Aebi Schmidt Powers Ahead: Record-Breaking Quarter Sets Stage for 2026 Growth
Aebi Schmidt Group, a leading provider of specialized vehicle solutions, has capped off an impressive year with a record-breaking fourth quarter in 2025. The company's Investor Relations Director, Simone Grancini, welcomed participants to the Q4 earnings call, where key highlights and growth prospects for 2026 were discussed.
Group CEO Barend Fruithof proudly declared that 2025 was a historic year for Aebi Schmidt, marked by the acquisition of Shyft Group and the company's listing on Nasdaq. He highlighted the impressive performance of the fourth quarter, with order intake increasing 46% compared to 2024 and achieving a record-high quarterly backlog.
The Adjusted EBITDA also saw significant growth, rising 31% year-over-year in the fourth quarter, accompanied by an Adjusted EBITDA margin of 9.1%, a notable improvement from 7.4% in the prior year. Furthermore, the company's strong cash flow enabled it to reduce its leverage to 2.8x, fortifying its balance sheet as it enters 2026.
The exceptional order momentum was driven by strong orders in airport and municipal segments, with walk-in van orders recovering significantly from previous years. This recovery is seen as a structural change in demand patterns, providing optimism for the future. However, commercial markets are expected to remain soft, with only a slow recovery anticipated in 2026.

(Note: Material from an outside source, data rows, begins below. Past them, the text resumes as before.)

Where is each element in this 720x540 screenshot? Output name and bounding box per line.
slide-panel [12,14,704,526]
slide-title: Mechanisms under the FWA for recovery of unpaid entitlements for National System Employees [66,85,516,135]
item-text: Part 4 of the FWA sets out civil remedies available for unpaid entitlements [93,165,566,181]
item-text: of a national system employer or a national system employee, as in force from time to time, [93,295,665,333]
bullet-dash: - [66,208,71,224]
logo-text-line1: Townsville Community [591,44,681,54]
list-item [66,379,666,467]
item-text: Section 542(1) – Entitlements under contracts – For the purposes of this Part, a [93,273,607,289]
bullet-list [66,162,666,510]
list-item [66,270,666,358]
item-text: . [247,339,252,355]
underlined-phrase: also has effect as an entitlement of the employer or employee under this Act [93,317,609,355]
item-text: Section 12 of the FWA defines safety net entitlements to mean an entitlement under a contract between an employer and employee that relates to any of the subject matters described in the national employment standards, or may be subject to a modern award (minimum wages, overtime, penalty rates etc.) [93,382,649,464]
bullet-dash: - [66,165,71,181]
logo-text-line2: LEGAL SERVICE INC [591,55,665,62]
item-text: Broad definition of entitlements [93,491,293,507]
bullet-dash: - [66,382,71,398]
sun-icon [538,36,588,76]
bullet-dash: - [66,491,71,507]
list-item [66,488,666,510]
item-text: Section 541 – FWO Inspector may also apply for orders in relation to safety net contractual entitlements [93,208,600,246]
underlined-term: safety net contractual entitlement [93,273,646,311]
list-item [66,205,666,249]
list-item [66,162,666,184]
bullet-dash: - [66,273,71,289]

Net sales grew by 6% in the fourth quarter compared to prior-year levels, largely due to substantial organic growth in Europe and the rest of the world, despite a 5% decline in legacy Shyft business. The company accelerated cost synergies from the acquisition of Shyft, with additional procurement and revenue synergies expected to materialize in the second half of 2026.
Aebi Schmidt is well-positioned for growth in 2026, thanks to several key foundations built during this period. The company's M&A strategy continues to deliver returns beyond the Shyft acquisition, with smaller bolt-on acquisitions like LWS and Lotek providing significant growth opportunities. Additionally, new product launches such as service bodies jointly developed by Monroe and Royal, compact airport products, and cost-competitive offerings will support revenue and profitability in 2026.
Steffen Schewerda, CEO of North America, elaborated on the company's performance in this segment, highlighting strong order entry in airport business and a recovery in walk-in van markets. First deliveries have been made to customers for new products, which are gaining traction in the market.
Aebi Schmidt is also simplifying its brand architecture, sharpening its market presence, and sending a clear signal that it is one powerful group. This move aims to make it easier for customers to navigate the company's broad range of solutions, simplify customer engagement, and allow for more effective communication. As the company enters 2026, it appears well-equipped to build on this momentum and drive growth forward.